Woe Is Me! “My Husband’s Friend and I Crossed a Line, Now He’s Ghosting Me. Can Our Friendship Recover?”
Woe Is Me! is a series in which The Swaddle team indulges your pity party with advice you’ll probably ignore.
“My husband’s friend and I connected instantly, and the three of us would often spend time together. My husband travels a lot for work — I started meeting this friend even when he wasn’t around. Initially, it was simply the comfort of each other’s company, but gradually we started getting attracted to each other. Once, he stayed back home and we cuddled to sleep. We met after that, too, but did not feel the need to discuss the other night. But soon, he started distancing himself. He stopped texting regularly and started avoiding me. When I confronted him about this change in his behavior, he said he is too preoccupied with other things. I confessed I liked him, but that I only want his company and the comfort of our friendship. However, he has stopped talking to me. I feel so hollow emotionally, all of a sudden. Am I expecting too much from someone who has, perhaps, already ghosted me?”

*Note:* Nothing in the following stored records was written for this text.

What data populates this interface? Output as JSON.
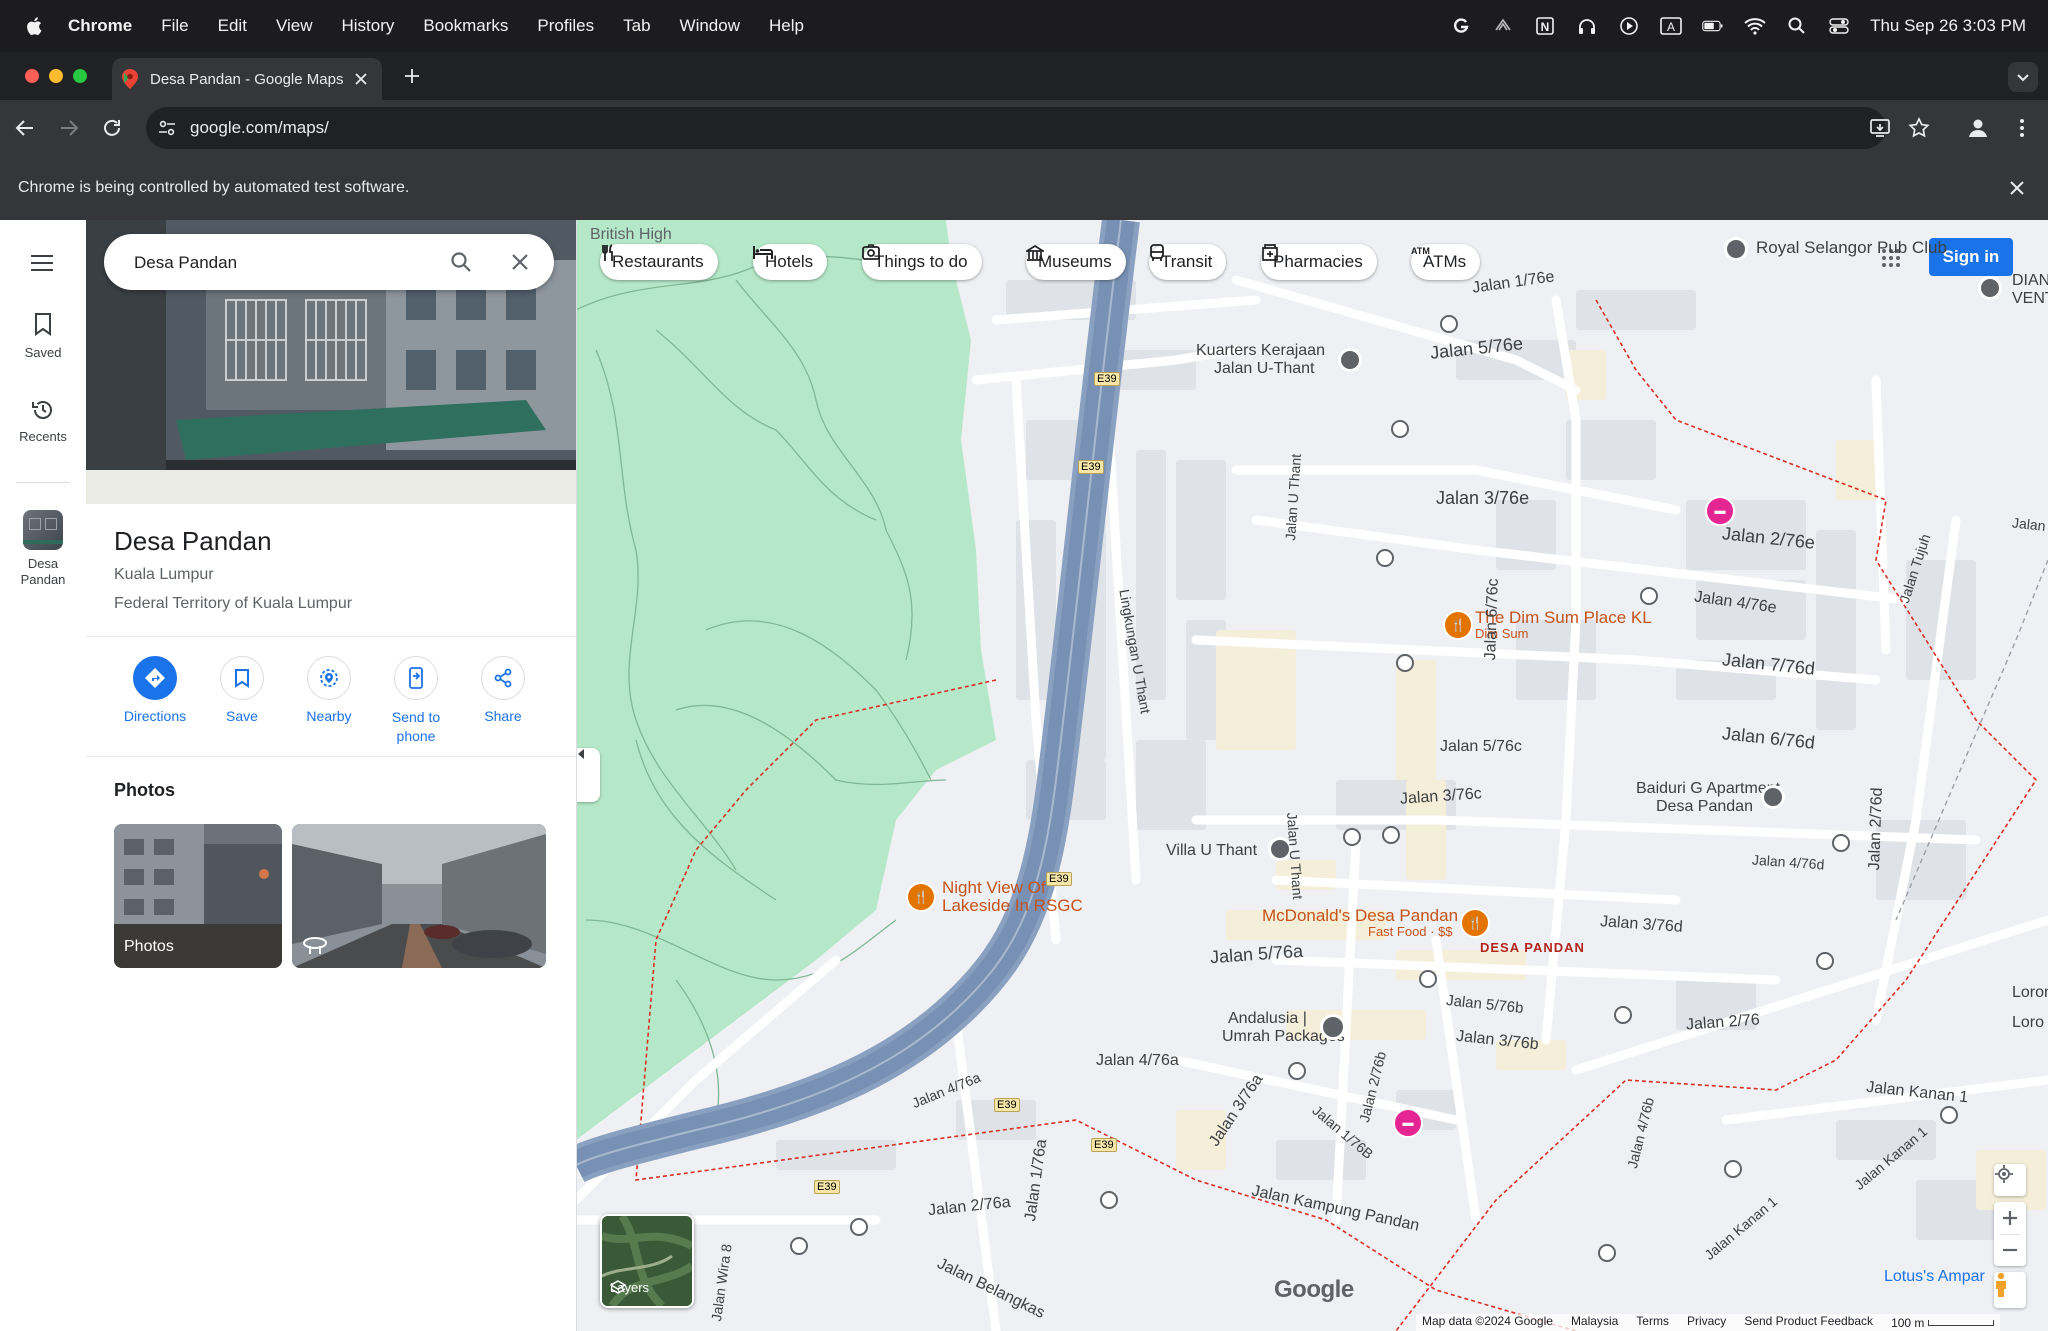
{
  "menubar": {
    "app": "Chrome",
    "items": [
      "File",
      "Edit",
      "View",
      "History",
      "Bookmarks",
      "Profiles",
      "Tab",
      "Window",
      "Help"
    ],
    "clock": "Thu Sep 26  3:03 PM"
  },
  "browser": {
    "tab_title": "Desa Pandan - Google Maps",
    "url": "google.com/maps/",
    "infobar": "Chrome is being controlled by automated test software."
  },
  "rail": {
    "saved": "Saved",
    "recents": "Recents",
    "recent_place": "Desa Pandan"
  },
  "search": {
    "value": "Desa Pandan"
  },
  "place": {
    "name": "Desa Pandan",
    "line1": "Kuala Lumpur",
    "line2": "Federal Territory of Kuala Lumpur"
  },
  "actions": {
    "directions": "Directions",
    "save": "Save",
    "nearby": "Nearby",
    "send_to_phone": "Send to phone",
    "share": "Share"
  },
  "photos": {
    "heading": "Photos",
    "tile1_label": "Photos"
  },
  "chips": [
    "Restaurants",
    "Hotels",
    "Things to do",
    "Museums",
    "Transit",
    "Pharmacies",
    "ATMs"
  ],
  "map": {
    "sign_in": "Sign in",
    "layers": "Layers",
    "brand": "Google",
    "footer": [
      "Map data ©2024 Google",
      "Malaysia",
      "Terms",
      "Privacy",
      "Send Product Feedback",
      "100 m"
    ],
    "labels": {
      "british": "British High",
      "royal": "Royal Selangor Pub Club",
      "dian": "DIAN",
      "vent": "VENT",
      "kuarters1": "Kuarters Kerajaan",
      "kuarters2": "Jalan U-Thant",
      "dimsum": "The Dim Sum Place KL",
      "dimsum_sub": "Dim Sum",
      "baiduri1": "Baiduri G Apartment",
      "baiduri2": "Desa Pandan",
      "villa": "Villa U Thant",
      "mcd": "McDonald's Desa Pandan",
      "mcd_sub": "Fast Food · $$",
      "desa_area": "DESA PANDAN",
      "night1": "Night View Of",
      "night2": "Lakeside In RSGC",
      "andalusia1": "Andalusia |",
      "andalusia2": "Umrah Packages",
      "lotus": "Lotus's Ampar",
      "e39": "E39"
    },
    "roads": {
      "j1_76e": "Jalan 1/76e",
      "j5_76e": "Jalan 5/76e",
      "j3_76e": "Jalan 3/76e",
      "j2_76e": "Jalan 2/76e",
      "j4_76e": "Jalan 4/76e",
      "j7_76d": "Jalan 7/76d",
      "j6_76d": "Jalan 6/76d",
      "j6_76c": "Jalan 6/76c",
      "j5_76c": "Jalan 5/76c",
      "j3_76c": "Jalan 3/76c",
      "j2_76d": "Jalan 2/76d",
      "j4_76d": "Jalan 4/76d",
      "j3_76d": "Jalan 3/76d",
      "j5_76a": "Jalan 5/76a",
      "j5_76b": "Jalan 5/76b",
      "j3_76b": "Jalan 3/76b",
      "j2_76": "Jalan 2/76",
      "j4_76a": "Jalan 4/76a",
      "j4_76a2": "Jalan 4/76a",
      "j1_76a": "Jalan 1/76a",
      "j3_76a": "Jalan 3/76a",
      "j2_76b": "Jalan 2/76b",
      "j1_76b": "Jalan 1/76B",
      "j4_76b": "Jalan 4/76b",
      "j2_76a": "Jalan 2/76a",
      "kampung": "Jalan Kampung Pandan",
      "kanan1a": "Jalan Kanan 1",
      "kanan1b": "Jalan Kanan 1",
      "kanan1c": "Jalan Kanan 1",
      "belangkas": "Jalan Belangkas",
      "wira": "Jalan Wira 8",
      "lingkungan": "Lingkungan U Thant",
      "uthant1": "Jalan U Thant",
      "uthant2": "Jalan U Thant",
      "tujuh": "Jalan Tujuh",
      "lima": "Jalan Lima",
      "loron": "Loron",
      "loro2": "Loro"
    }
  }
}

AB: I think that you have too many expectations of someone with whom you have already been unfaithful — emotionally, if not physically. He might be trying to let you down easy instead of outright hurting you, but since the lines between friendship and romance have seemed to blur in this situation, taking a step back might be the healthier option in this case. While there is obviously nothing wrong with friendships between heterosexual adults of the opposite sex who are married to others, there seems to be more happening here — especially from your end. If I were to guess, the friend has reassessed his priorities and the situation, and is letting you down easy. I understand and can sympathize with the need for emotional support, especially when your partner is constantly away. But I would recommend discussing this with your husband first. Of course, this doesn’t mean that you have to stop being friends, or even close, with this man; you just need to create those mental boundaries first. If you’re truly unhappy in your marriage, that’s a different conversation altogether.

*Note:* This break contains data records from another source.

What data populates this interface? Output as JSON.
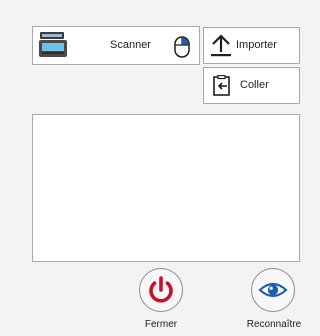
{
  "toolbar": {
    "scanner_label": "Scanner",
    "importer_label": "Importer",
    "coller_label": "Coller"
  },
  "icons": {
    "scanner": "scanner-icon",
    "mouse": "mouse-icon",
    "importer": "upload-icon",
    "coller": "paste-icon",
    "fermer": "power-icon",
    "reconnaitre": "eye-icon"
  },
  "actions": {
    "fermer_label": "Fermer",
    "reconnaitre_label": "Reconnaître"
  },
  "colors": {
    "power_red": "#c8102e",
    "eye_blue": "#1f5fa8",
    "icon_dark": "#1f1f1f"
  }
}
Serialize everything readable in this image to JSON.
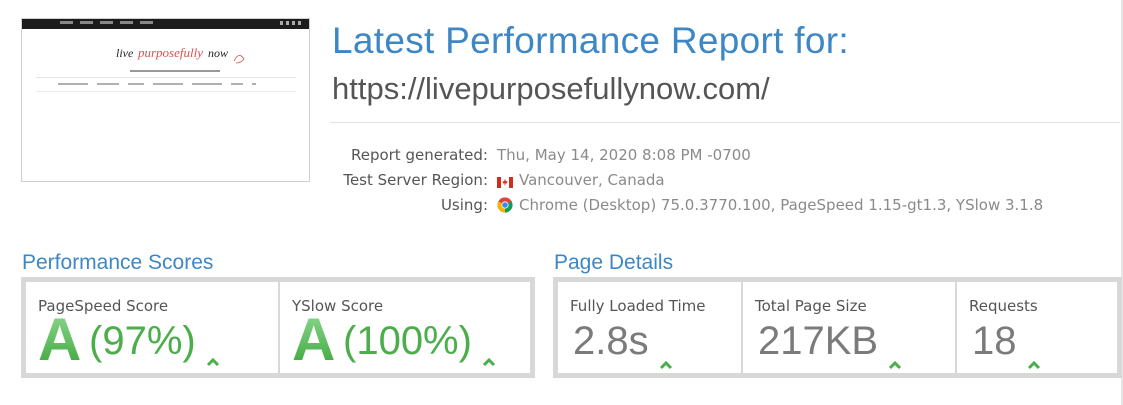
{
  "header": {
    "title": "Latest Performance Report for:",
    "url": "https://livepurposefullynow.com/"
  },
  "meta": {
    "rows": [
      {
        "label": "Report generated:",
        "value": "Thu, May 14, 2020 8:08 PM -0700"
      },
      {
        "label": "Test Server Region:",
        "value": "Vancouver, Canada",
        "icon": "canada-flag-icon"
      },
      {
        "label": "Using:",
        "value": "Chrome (Desktop) 75.0.3770.100, PageSpeed 1.15-gt1.3, YSlow 3.1.8",
        "icon": "chrome-icon"
      }
    ]
  },
  "thumbnail": {
    "logo_text": "live purposefully now"
  },
  "performance": {
    "title": "Performance Scores",
    "pagespeed": {
      "label": "PageSpeed Score",
      "grade": "A",
      "percent": "(97%)"
    },
    "yslow": {
      "label": "YSlow Score",
      "grade": "A",
      "percent": "(100%)"
    }
  },
  "details": {
    "title": "Page Details",
    "load_time": {
      "label": "Fully Loaded Time",
      "value": "2.8s"
    },
    "page_size": {
      "label": "Total Page Size",
      "value": "217KB"
    },
    "requests": {
      "label": "Requests",
      "value": "18"
    }
  },
  "colors": {
    "accent": "#3d87c6",
    "good": "#4bae4b",
    "muted": "#7b7b7b"
  }
}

HK: I think some aspects of your relationship with the said friend might come under the ambit of micro cheating, or emotional cheating — which also explains the hollowness you feel. But regardless of that, the loss of a friendship is always painful, and even more so, when the circumstances are strenuous I see no mention of your husband in this, and it makes me wonder if your feelings for the friend have developed only due to the absence of the husband in the narrative, and whether they are strong enough to consider extreme measures, because your attraction may point to potential weaknesses in your own marriage. Some boundaries have been crossed in this friendship, and I respect his decision to step back. I think you should, too. I’d suggest reprioritizing your marriage, and reassessing your own emotions.
AS: Maybe he feels like you both crossed a line that he’s not comfortable with — anymore, at least. If he’s placing some distance between you two, it could be a product of him feeling guilty for the attraction brewing between you both or a concern for how this may all end. I can’t say what’s actually going on in his mind but if he needs space, I think you should give him that. One can’t control who they’re attracted to. But I don’t know if your husband’s absence has been affecting you and if that has any role to play in your attraction towards this friend — that might be something you could look into and address, for yourself. Even if that’s not the case, he does seem to want some time away at present, and I think it’s best for you to accept that. Hopefully, you two can grow to be friends again once you each deal with this in your own way.
DR: Here’s my radical take: instead of being concerned about your friendship with this guy, I think you should worry about what this fixation of yours means for your relationship with your husband. Also, I’d urge you to introspect why you have any emotional and behavioral expectations from this guy at all. The two of you crossed a boundary together; he got uncomfortable and withdrew. He’s made no promises to you that he needs to keep. You, on the other hand, have made some vows to your husband, and nothing that I’ve read, here, speaks to your keenness to honor them.
Look, I get that it may be unfulfilling to be in a marriage where your husband is constantly away. Maybe, you’re also exasperated that you’re being asked to fulfill your role as a partner to him while he’s, seemingly, failing in his duties to you. Either way, I think it warrants a conversation with your husband to either work out how he could be more present in this marriage, or to figure if you need to set some rules together to ensure your needs are also met.
If you’re not able to have that discussion because you fear how he’ll react to it… Well, that’s another reason to worry, don’t you think?